As day treatment costs were becoming even more astronomical, many of the public schools were opting to create their own programs within the schools with the hope they could avoid “farming the kids out.”  I was offered my own program at a brand new middle school, and I jumped at the chance.  I mean, this was my DREAM job and I thought it was finally going to be my chance to actually make a difference.

Well, I quickly realized that even though the district was in support of my program, the administration and the staff at the school still believed that students with behavioral issues should be kicked out of the classroom.  So, I fought for THREE years trying to get respect, and trying to convince teachers who had been teaching 30+ years that my way of doing things was better then just kicking the kid out of the class.  I had some supporters, especially in the special education department, and I eventually won the respect from the administration.  But, every day I had to but heads with teachers who not only wanted my kid gone, but they wanted me gone, too.  To say it was a hostile work environment would be an understatement.
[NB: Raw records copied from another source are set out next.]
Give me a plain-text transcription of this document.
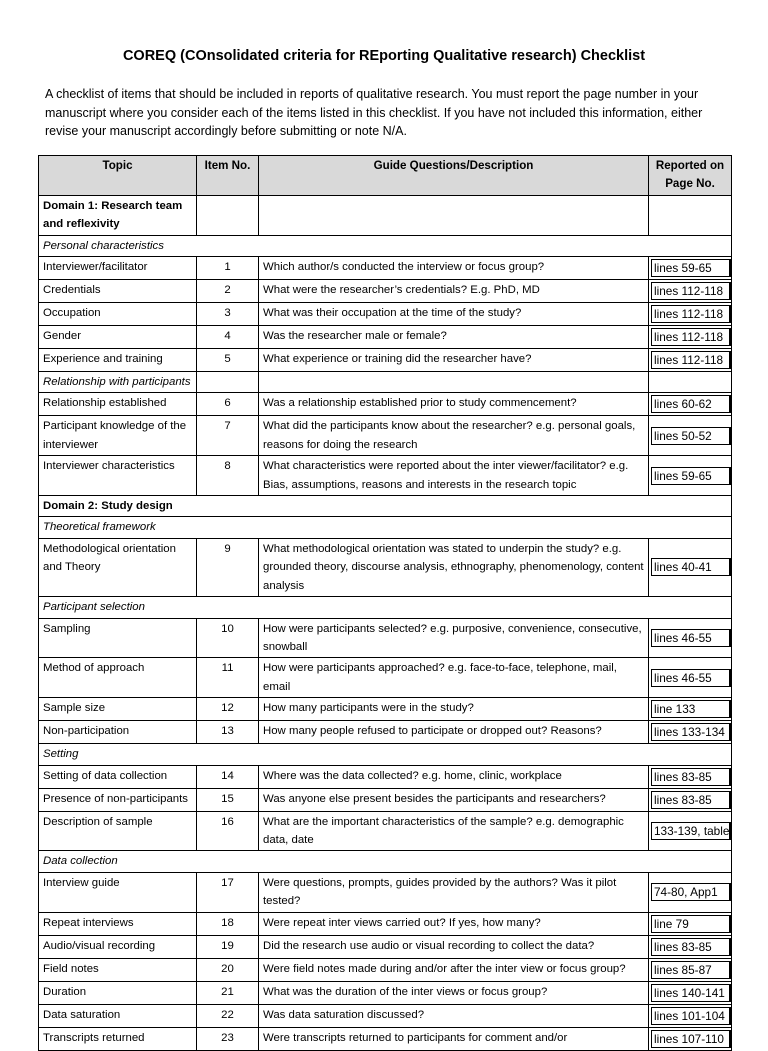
COREQ (COnsolidated criteria for REporting Qualitative research) Checklist
A checklist of items that should be included in reports of qualitative research. You must report the page number in your manuscript where you consider each of the items listed in this checklist. If you have not included this information, either revise your manuscript accordingly before submitting or note N/A.
Topic	Item No.	Guide Questions/Description	Reported on Page No.
Domain 1: Research team and reflexivity			
Personal characteristics			
Interviewer/facilitator	1	Which author/s conducted the interview or focus group?	lines 59-65

Credentials	2	What were the researcher’s credentials? E.g. PhD, MD	lines 112-118

Occupation	3	What was their occupation at the time of the study?	lines 112-118

Gender	4	Was the researcher male or female?	lines 112-118

Experience and training	5	What experience or training did the researcher have?	lines 112-118

Relationship with participants			
Relationship established	6	Was a relationship established prior to study commencement?	lines 60-62

Participant knowledge of the interviewer	7	What did the participants know about the researcher? e.g. personal goals, reasons for doing the research	lines 50-52

Interviewer characteristics	8	What characteristics were reported about the inter viewer/facilitator? e.g. Bias, assumptions, reasons and interests in the research topic	lines 59-65

Domain 2: Study design			
Theoretical framework			
Methodological orientation and Theory	9	What methodological orientation was stated to underpin the study? e.g. grounded theory, discourse analysis, ethnography, phenomenology, content analysis	lines 40-41

Participant selection			
Sampling	10	How were participants selected? e.g. purposive, convenience, consecutive, snowball	lines 46-55

Method of approach	11	How were participants approached? e.g. face-to-face, telephone, mail, email	lines 46-55

Sample size	12	How many participants were in the study?	line 133

Non-participation	13	How many people refused to participate or dropped out? Reasons?	lines 133-134

Setting			
Setting of data collection	14	Where was the data collected? e.g. home, clinic, workplace	lines 83-85

Presence of non-participants	15	Was anyone else present besides the participants and researchers?	lines 83-85

Description of sample	16	What are the important characteristics of the sample? e.g. demographic data, date	133-139, table

Data collection			
Interview guide	17	Were questions, prompts, guides provided by the authors? Was it pilot tested?	74-80, App1

Repeat interviews	18	Were repeat inter views carried out? If yes, how many?	line 79

Audio/visual recording	19	Did the research use audio or visual recording to collect the data?	lines 83-85

Field notes	20	Were field notes made during and/or after the inter view or focus group?	lines 85-87

Duration	21	What was the duration of the inter views or focus group?	lines 140-141

Data saturation	22	Was data saturation discussed?	lines 101-104

Transcripts returned	23	Were transcripts returned to participants for comment and/or	lines 107-110
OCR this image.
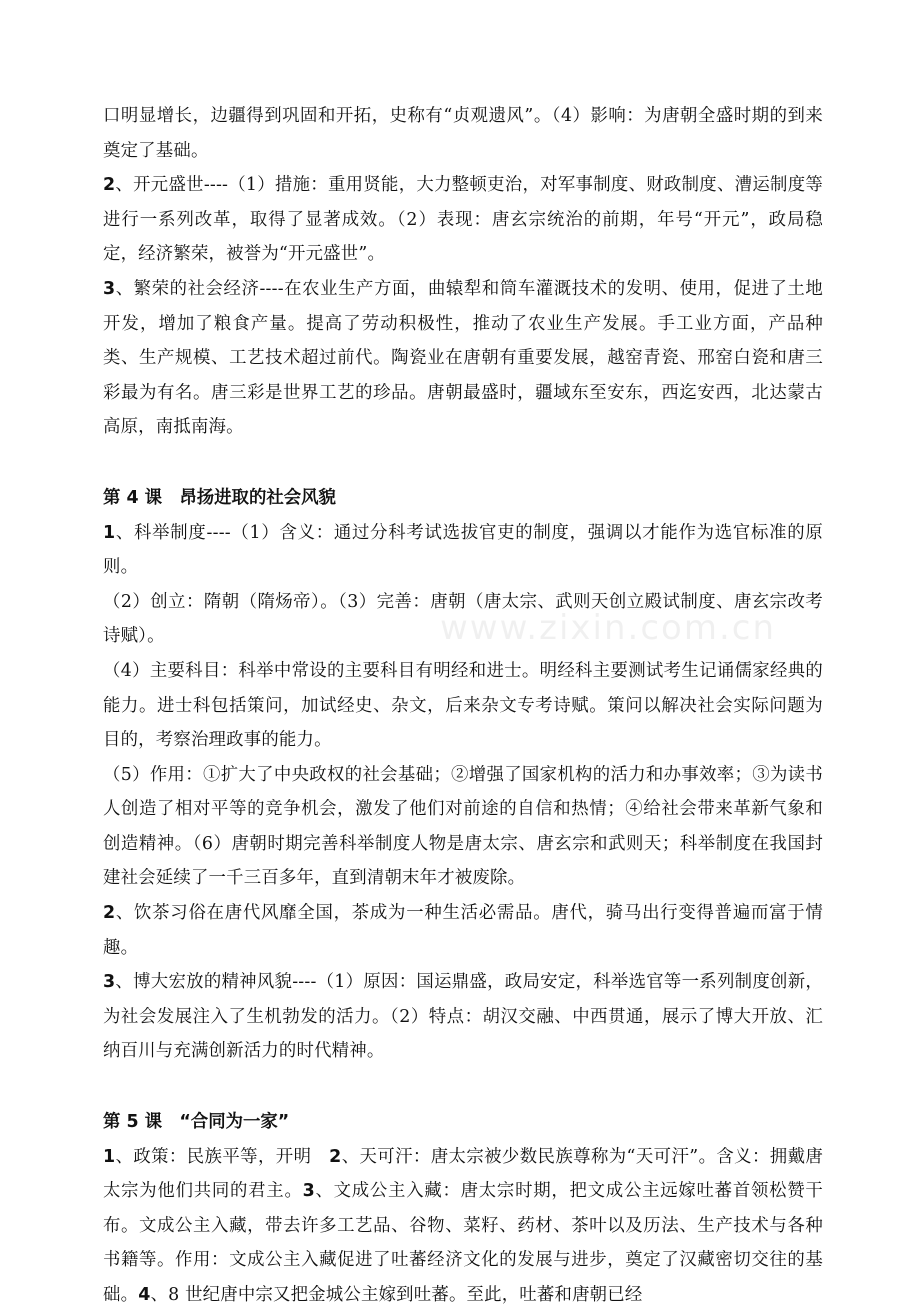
www.zixin.com.cn

口明显增长，边疆得到巩固和开拓，史称有“贞观遗风”。（4）影响：为唐朝全盛时期的到来奠定了基础。

2、开元盛世----（1）措施：重用贤能，大力整顿吏治，对军事制度、财政制度、漕运制度等进行一系列改革，取得了显著成效。（2）表现：唐玄宗统治的前期，年号“开元”，政局稳定，经济繁荣，被誉为“开元盛世”。

3、繁荣的社会经济----在农业生产方面，曲辕犁和筒车灌溉技术的发明、使用，促进了土地开发，增加了粮食产量。提高了劳动积极性，推动了农业生产发展。手工业方面，产品种类、生产规模、工艺技术超过前代。陶瓷业在唐朝有重要发展，越窑青瓷、邢窑白瓷和唐三彩最为有名。唐三彩是世界工艺的珍品。唐朝最盛时，疆域东至安东，西迄安西，北达蒙古高原，南抵南海。

第 4 课　昂扬进取的社会风貌

1、科举制度----（1）含义：通过分科考试选拔官吏的制度，强调以才能作为选官标准的原则。

（2）创立：隋朝（隋炀帝）。（3）完善：唐朝（唐太宗、武则天创立殿试制度、唐玄宗改考诗赋）。

（4）主要科目：科举中常设的主要科目有明经和进士。明经科主要测试考生记诵儒家经典的能力。进士科包括策问，加试经史、杂文，后来杂文专考诗赋。策问以解决社会实际问题为目的，考察治理政事的能力。

（5）作用：①扩大了中央政权的社会基础；②增强了国家机构的活力和办事效率；③为读书人创造了相对平等的竞争机会，激发了他们对前途的自信和热情；④给社会带来革新气象和创造精神。（6）唐朝时期完善科举制度人物是唐太宗、唐玄宗和武则天；科举制度在我国封建社会延续了一千三百多年，直到清朝末年才被废除。

2、饮茶习俗在唐代风靡全国，茶成为一种生活必需品。唐代，骑马出行变得普遍而富于情趣。

3、博大宏放的精神风貌----（1）原因：国运鼎盛，政局安定，科举选官等一系列制度创新，为社会发展注入了生机勃发的活力。（2）特点：胡汉交融、中西贯通，展示了博大开放、汇纳百川与充满创新活力的时代精神。

第 5 课　“合同为一家”

1、政策：民族平等，开明　2、天可汗：唐太宗被少数民族尊称为“天可汗”。含义：拥戴唐太宗为他们共同的君主。3、文成公主入藏：唐太宗时期，把文成公主远嫁吐蕃首领松赞干布。文成公主入藏，带去许多工艺品、谷物、菜籽、药材、茶叶以及历法、生产技术与各种书籍等。作用：文成公主入藏促进了吐蕃经济文化的发展与进步，奠定了汉藏密切交往的基础。4、8 世纪唐中宗又把金城公主嫁到吐蕃。至此，吐蕃和唐朝已经
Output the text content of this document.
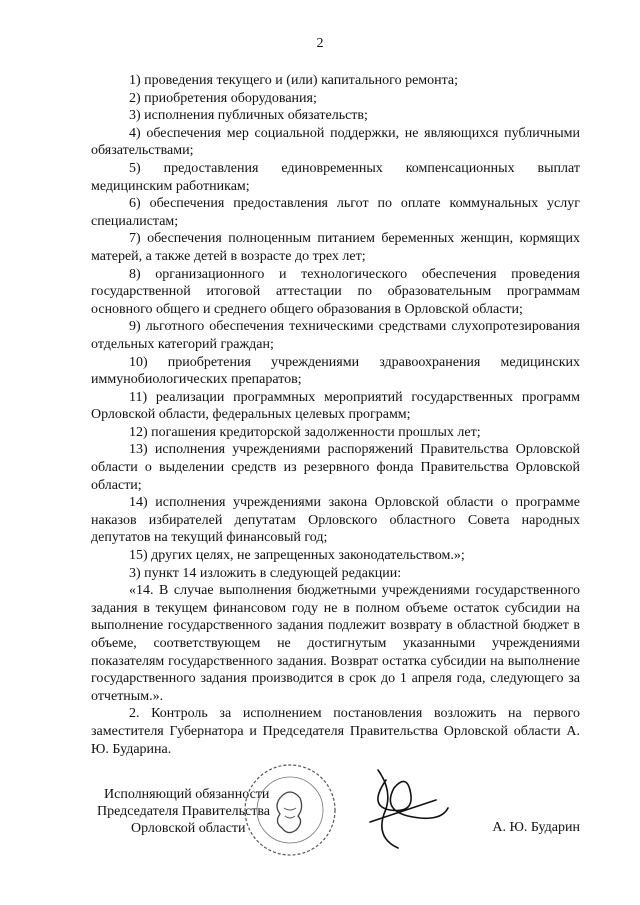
2

1) проведения текущего и (или) капитального ремонта;

2) приобретения оборудования;

3) исполнения публичных обязательств;

4) обеспечения мер социальной поддержки, не являющихся публичными обязательствами;

5) предоставления единовременных компенсационных выплат медицинским работникам;

6) обеспечения предоставления льгот по оплате коммунальных услуг специалистам;

7) обеспечения полноценным питанием беременных женщин, кормящих матерей, а также детей в возрасте до трех лет;

8) организационного и технологического обеспечения проведения государственной итоговой аттестации по образовательным программам основного общего и среднего общего образования в Орловской области;

9) льготного обеспечения техническими средствами слухопротезирования отдельных категорий граждан;

10) приобретения учреждениями здравоохранения медицинских иммунобиологических препаратов;

11) реализации программных мероприятий государственных программ Орловской области, федеральных целевых программ;

12) погашения кредиторской задолженности прошлых лет;

13) исполнения учреждениями распоряжений Правительства Орловской области о выделении средств из резервного фонда Правительства Орловской области;

14) исполнения учреждениями закона Орловской области о программе наказов избирателей депутатам Орловского областного Совета народных депутатов на текущий финансовый год;

15) других целях, не запрещенных законодательством.»;

3) пункт 14 изложить в следующей редакции:

«14. В случае выполнения бюджетными учреждениями государственного задания в текущем финансовом году не в полном объеме остаток субсидии на выполнение государственного задания подлежит возврату в областной бюджет в объеме, соответствующем не достигнутым указанными учреждениями показателям государственного задания. Возврат остатка субсидии на выполнение государственного задания производится в срок до 1 апреля года, следующего за отчетным.».

2. Контроль за исполнением постановления возложить на первого заместителя Губернатора и Председателя Правительства Орловской области А. Ю. Бударина.

Исполняющий обязанности
Председателя Правительства
Орловской области	А. Ю. Бударин
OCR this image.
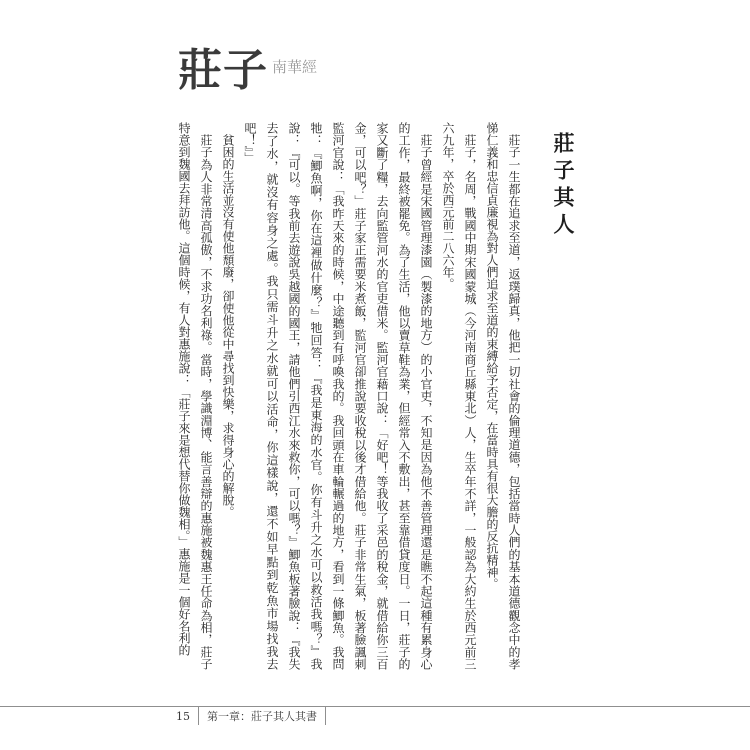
莊子 南華經
莊子其人

莊子一生都在追求至道，返璞歸真，他把一切社會的倫理道德，包括當時人們的基本道德觀念中的孝悌仁義和忠信貞廉視為對人們追求至道的束縛給予否定，在當時具有很大膽的反抗精神。

莊子，名周，戰國中期宋國蒙城（今河南商丘縣東北）人，生卒年不詳，一般認為大約生於西元前三六九年，卒於西元前二八六年。

莊子曾經是宋國管理漆園（製漆的地方）的小官吏，不知是因為他不善管理還是瞧不起這種有累身心的工作，最終被罷免。為了生活，他以賣草鞋為業，但經常入不敷出，甚至靠借貸度日。一日，莊子的家又斷了糧，去向監管河水的官吏借米。監河官藉口說：「好吧！等我收了采邑的稅金，就借給你三百金，可以吧？」莊子家正需要米煮飯，監河官卻推說要收稅以後才借給他。莊子非常生氣，板著臉諷刺監河官說：「我昨天來的時候，中途聽到有呼喚我的。我回頭在車輪輾過的地方，看到一條鯽魚。我問牠：『鯽魚啊，你在這裡做什麼？』牠回答：『我是東海的水官。你有斗升之水可以救活我嗎？』我說：『可以。等我前去遊說吳越國的國王，請他們引西江水來救你，可以嗎？』鯽魚板著臉說：『我失去了水，就沒有容身之處。我只需斗升之水就可以活命，你這樣說，還不如早點到乾魚市場找我去吧！』」

貧困的生活並沒有使他頹廢，卻使他從中尋找到快樂，求得身心的解脫。

莊子為人非常清高孤傲，不求功名利祿。當時，學識淵博、能言善辯的惠施被魏惠王任命為相，莊子特意到魏國去拜訪他。這個時候，有人對惠施說：「莊子來是想代替你做魏相。」惠施是一個好名利的

15	第一章：莊子其人其書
When I finally got pregnant, I knew that I wanted to stay home.  Not only because I thought it was best for my family, but because I was on a downward spiral professionally.  The teachers, not the students, knocked all the fight out of me.

I was always very passionate about teaching.  I thought it was one of the most noble professions one could enter into.  We certainly don’t get paid enough for the crap we go through, and so people who do it must be in it because they love kids as much as I do, right?  Well, it turns out that isn’t necessarily true.  My blind idealism slowly bled away those three years at the middle school.  I limped out of there, and I wasn’t sure if I would EVER go back.

When it comes right down to it, I am a type A personality who ran my own program in one form or another for 6 of the 8 years of my professional life.  Now I am planning play dates and coming up with lesson plans for a toddler.  I would be lying if I said I don’t get bored.

But my other life, though not boring, was destroying me.  I am okay with being a little bored and boring for awhile.  I feel like I am slowly recharging my batteries, and when Chloe goes to school full time, I will be ready to advocate for kids with disabilities again.  In the mean time, I am going to embrace my reality as it is now.  And, just maybe, try to get a hobby or something.